Hmmm... I went back and took a look at your math and his and there seems to be a discrepancy as to the total debt.
According to your analysis, the total debt would be $1.125b ($575m Tempo debt + $550m non-Tempo debt). However, his analysis shows $1.7b in total debt. This debt difference of $575m is problematic for your analysis because of accurate would produce negative per share equity valuations for the company, and require the bondholders to make concessions.
Also the $500 conversion cost cited, after many re-readings, appears to refer to the costs per sub for P* to convert its subs to high power using the 119 slot. With 2.3m subs x $500 per each conversion cost, you are generating another $1.15b of costs to the company. Worse yet, the company's problems with their bondholders make it unlikely they could raise the funds to complete a conversion to high power with a debt offering. Current stock prices would preclude an additional equity offering.
Of course, you may say why not leave P* as a medium-power service? The reason is simple: churn. Any further attempt to cling to the original model is likely to accelerate the churn rate, which is already at ruinous levels. Consider that P*'s acquisition costs per sub are by one estimate almost $600, by far the highest in the industry. Without a conversion, the 33%+ churn rate would leave them 3 years per existing customer. By that math, it will cost them $517.5m per year just to tread water ($600 in acquisition costs plus the cost of removing the equipment at $75 per lost sub x 2.3m subs).

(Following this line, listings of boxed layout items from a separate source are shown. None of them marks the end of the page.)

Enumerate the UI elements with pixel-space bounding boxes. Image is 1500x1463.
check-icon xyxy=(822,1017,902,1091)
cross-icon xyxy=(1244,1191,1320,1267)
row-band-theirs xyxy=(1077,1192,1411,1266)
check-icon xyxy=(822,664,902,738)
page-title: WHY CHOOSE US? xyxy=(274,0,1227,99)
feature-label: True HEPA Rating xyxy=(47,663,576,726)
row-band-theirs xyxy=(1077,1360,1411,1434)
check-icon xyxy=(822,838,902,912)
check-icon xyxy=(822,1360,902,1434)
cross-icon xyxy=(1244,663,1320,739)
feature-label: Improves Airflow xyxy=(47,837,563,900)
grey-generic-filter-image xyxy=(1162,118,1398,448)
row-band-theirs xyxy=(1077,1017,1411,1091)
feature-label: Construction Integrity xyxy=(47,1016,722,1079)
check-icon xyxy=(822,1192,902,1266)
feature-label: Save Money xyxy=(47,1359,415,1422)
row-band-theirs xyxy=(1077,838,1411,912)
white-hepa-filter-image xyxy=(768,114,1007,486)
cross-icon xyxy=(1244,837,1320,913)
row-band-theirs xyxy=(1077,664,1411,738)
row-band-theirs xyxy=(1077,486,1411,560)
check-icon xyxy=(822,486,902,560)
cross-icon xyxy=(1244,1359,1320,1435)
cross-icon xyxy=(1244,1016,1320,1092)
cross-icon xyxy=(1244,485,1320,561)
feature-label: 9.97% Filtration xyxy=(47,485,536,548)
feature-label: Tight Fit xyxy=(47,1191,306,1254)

Again, P* has no realistic way of paying for those costs. And no realistic way of reaching a breakeven through sub growth, either, when you consider that the company must first replace nearly 64,000 subs per month before it gains 1 new net subscriber.
Now, if they were to sell, I believe that similar costs would apply for either DISH or DTV to convert the subs to their services. Those costs would be adjusted for in the purchase price, since whoever buys P* would have to switch the subs over to their platform.
Which leaves me wondering "where is the equity?"